Kevin Kelly talks about this in his recent book What Technology Wants:
We make prediction [of the consequences of a new technology] more difficult because our immediate tendency is to imagine the new thing doing an old job better. That’s why the first cars were called “horseless carriages.” The first movies were simply straightforward documentary films of theatrical plays. It took a while to realize the full dimensions of cinema photography as its own new medium that could achieve new things, reveal new perspectives, do new jobs. We are stuck in the same blindness. We imagine e-books today as being regular books that appear on electronic paper instead of as radically powerful threads of text woven into the one shared universal library.
Paul Graham also spoke about this eloquently in his article “Tablets“:
I was thinking recently how inconvenient it was not to have a general term for iPhones, iPads, and the corresponding things running Android. The closest to a general term seems to be “mobile devices,” but that (a) applies to any mobile phone, and (b) doesn’t really capture what’s distinctive about the iPad.
After a few seconds it struck me that what we’ll end up calling these things is tablets. The only reason we even consider calling them “mobile devices” is that the iPhone preceded the iPad. If the iPad had come first, we wouldn’t think of the iPhone as a phone; we’d think of it as a tablet small enough to hold up to your ear.
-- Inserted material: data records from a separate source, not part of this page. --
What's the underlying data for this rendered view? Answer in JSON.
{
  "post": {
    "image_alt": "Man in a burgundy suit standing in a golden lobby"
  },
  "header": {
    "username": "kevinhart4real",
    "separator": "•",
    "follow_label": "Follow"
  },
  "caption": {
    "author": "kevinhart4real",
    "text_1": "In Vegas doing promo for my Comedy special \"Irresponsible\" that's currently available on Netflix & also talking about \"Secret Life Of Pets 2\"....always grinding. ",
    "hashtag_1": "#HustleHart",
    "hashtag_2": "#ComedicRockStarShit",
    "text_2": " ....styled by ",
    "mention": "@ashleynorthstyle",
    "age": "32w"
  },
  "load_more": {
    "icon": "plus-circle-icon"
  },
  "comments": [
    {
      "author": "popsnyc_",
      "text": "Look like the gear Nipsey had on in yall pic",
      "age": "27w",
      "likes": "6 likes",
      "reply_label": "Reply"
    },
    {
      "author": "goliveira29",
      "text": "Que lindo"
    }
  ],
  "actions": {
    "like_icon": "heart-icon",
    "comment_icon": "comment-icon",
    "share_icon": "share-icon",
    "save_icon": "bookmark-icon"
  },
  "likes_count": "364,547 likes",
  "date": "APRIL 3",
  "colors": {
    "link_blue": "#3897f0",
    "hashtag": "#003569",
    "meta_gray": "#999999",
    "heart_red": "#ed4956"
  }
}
Like many engineers I know, I have a sort of “goofiness radar” where my mind intuits that something isn’t quite right, whether it’s a goofy term or a goofy technology or a goofy design decision. When I was younger I assumed I must be missing something and I would try harder to understand. This often led to frustration because the problem was not my understanding, but rather that I was encountering actual goofiness. As I get older and more experienced, I trust myself more and assume that if something doesn’t make intuitive sense, it’s highly likely that I’m not the problem – there is goofiness afoot.
I often get this feeling when I hear terms like “smartphone” or “3D printer” that, if you think about them for about a minute, are pretty terrible in terms of conveying the significance and potential of the technology.
The unfortunate thing is not that the terms are goofy. The unfortunate thing is that these anachronisms actually constrain our imaginations.
From a more positive perspective, if we can spot these sorts of terms in use today, it might enable us to spot transformative technologies that are not yet generally understood to be transformative, which can obviously lead to interesting opportunities.